O Ministro da Agricultura e do Mar, que se fez acompanhar da Ministra do Ambiente e Energia a bejense Marra da Graça Carvalho, presidiu na manhã desta quarta-feira à inauguração da 42ª Ovibeja, que vai decorrer até domingo, em Beja, tendo ouvido da parte do presidente da entidade organizadora a ACOS-Associação de Agricultores do Sul, uma série de reivindicações de apoio ao setor.
Rui Garrido abordou o problema da falta de vacinas para combater a Língua Azul, a criação de um verdadeiro seguro de colheitas, a necessidade de apoios para combater o declínio do montado, a construção de pequenas barragens, a antecipação da ligação das bacias do Tejo e do Guadiana e abordou a necessidades das ligações ferroviárias e a conclusão da A26.
No início da sua intervenção o presidente da ACOS começou o criticar o Governo e o ministro justificando que “não foram implementadas medidas de apoio aos criadores/agricultores”, justificando que “é preciso repensar toda a estratégia de combate à doença”, lembrando os milhares de cabeças de ovinos que têm ocorrido.
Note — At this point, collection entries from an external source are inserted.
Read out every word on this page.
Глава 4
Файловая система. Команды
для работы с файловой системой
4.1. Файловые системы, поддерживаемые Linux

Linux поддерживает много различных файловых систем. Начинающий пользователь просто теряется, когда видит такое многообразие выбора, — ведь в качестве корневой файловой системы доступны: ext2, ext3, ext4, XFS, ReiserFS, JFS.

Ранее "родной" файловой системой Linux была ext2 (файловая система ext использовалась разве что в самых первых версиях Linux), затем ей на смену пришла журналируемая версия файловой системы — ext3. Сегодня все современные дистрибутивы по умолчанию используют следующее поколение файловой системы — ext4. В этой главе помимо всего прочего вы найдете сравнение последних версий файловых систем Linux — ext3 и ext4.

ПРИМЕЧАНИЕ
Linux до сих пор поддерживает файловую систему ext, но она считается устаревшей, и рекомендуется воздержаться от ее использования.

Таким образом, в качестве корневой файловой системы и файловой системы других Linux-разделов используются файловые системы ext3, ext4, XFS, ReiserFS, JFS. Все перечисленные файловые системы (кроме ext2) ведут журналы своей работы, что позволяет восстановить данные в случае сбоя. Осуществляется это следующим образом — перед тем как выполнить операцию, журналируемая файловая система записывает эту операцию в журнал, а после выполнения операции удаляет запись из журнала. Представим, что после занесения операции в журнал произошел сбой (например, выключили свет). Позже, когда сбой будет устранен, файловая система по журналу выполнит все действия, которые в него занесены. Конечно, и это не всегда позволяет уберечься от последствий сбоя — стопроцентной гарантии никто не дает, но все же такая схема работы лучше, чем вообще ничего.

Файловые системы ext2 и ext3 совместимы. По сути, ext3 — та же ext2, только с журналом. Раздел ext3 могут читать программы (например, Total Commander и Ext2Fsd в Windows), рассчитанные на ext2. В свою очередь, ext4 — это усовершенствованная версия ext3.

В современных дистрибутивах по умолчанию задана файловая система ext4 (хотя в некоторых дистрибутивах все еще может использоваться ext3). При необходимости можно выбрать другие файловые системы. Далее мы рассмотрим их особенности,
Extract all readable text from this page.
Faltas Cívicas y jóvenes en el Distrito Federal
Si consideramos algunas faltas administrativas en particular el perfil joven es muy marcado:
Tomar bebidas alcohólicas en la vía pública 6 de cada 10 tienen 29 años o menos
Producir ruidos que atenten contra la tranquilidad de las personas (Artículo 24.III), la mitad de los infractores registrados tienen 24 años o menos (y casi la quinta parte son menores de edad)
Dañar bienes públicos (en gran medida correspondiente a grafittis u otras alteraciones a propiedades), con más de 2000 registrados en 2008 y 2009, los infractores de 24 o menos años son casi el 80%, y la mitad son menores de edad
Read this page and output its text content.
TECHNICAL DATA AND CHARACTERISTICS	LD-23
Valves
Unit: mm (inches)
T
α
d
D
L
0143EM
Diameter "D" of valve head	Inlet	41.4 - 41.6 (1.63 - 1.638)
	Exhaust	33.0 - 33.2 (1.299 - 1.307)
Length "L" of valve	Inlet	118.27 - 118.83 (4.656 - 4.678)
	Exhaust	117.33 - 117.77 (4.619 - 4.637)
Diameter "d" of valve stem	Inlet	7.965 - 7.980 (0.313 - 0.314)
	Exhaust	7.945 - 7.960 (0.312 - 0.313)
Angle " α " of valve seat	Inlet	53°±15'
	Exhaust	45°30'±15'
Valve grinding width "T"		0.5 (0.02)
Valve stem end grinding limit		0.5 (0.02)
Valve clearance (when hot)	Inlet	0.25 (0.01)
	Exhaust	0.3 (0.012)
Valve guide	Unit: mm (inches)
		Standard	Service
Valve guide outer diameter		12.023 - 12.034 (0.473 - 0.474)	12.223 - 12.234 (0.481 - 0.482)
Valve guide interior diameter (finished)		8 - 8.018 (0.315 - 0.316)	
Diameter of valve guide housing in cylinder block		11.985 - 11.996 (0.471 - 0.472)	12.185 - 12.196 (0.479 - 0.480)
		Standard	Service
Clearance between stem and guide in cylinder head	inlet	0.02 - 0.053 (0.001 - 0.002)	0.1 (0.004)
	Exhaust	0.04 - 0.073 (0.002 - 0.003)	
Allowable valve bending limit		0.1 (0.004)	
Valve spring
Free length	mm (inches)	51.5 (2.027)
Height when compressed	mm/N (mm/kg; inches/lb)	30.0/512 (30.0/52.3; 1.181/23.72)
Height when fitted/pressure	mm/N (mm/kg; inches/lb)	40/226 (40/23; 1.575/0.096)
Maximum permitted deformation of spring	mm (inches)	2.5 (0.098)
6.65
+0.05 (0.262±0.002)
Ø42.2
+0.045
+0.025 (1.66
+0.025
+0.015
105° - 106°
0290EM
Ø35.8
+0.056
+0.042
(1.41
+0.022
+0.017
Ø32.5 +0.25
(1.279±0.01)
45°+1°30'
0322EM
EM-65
Sobre os seguros de colheita Rui Garrido apontou a José Manuel Fernandes o caminho para resolver a questão, dizendo que “não precisamos de inventar, basta criar o modelo de Espanha”, justificando que face às perdas do setor “´´e uma situação extraordinária que requer apoios e medidas extraordinárias”, concluiu.
Quanto às águas o agricultor lembrou que a interligação das bacias do Tejo e do Guadiana “é um assunto polémico”, sustentando que “não podemos esperar até 2041. A água de Alqueva não vai dar para todas as necessidades”, concluiu.
O ministro da Agricultura começou a sua intervenção com um forte ataque aos anteriores gestores da Comissão de Coordenação e Desenvolvimento Regional do Alentejo (CCDRA) dizendo que “dos 110 milhões de que dispunham foi dado quase zero à região”, sustentou.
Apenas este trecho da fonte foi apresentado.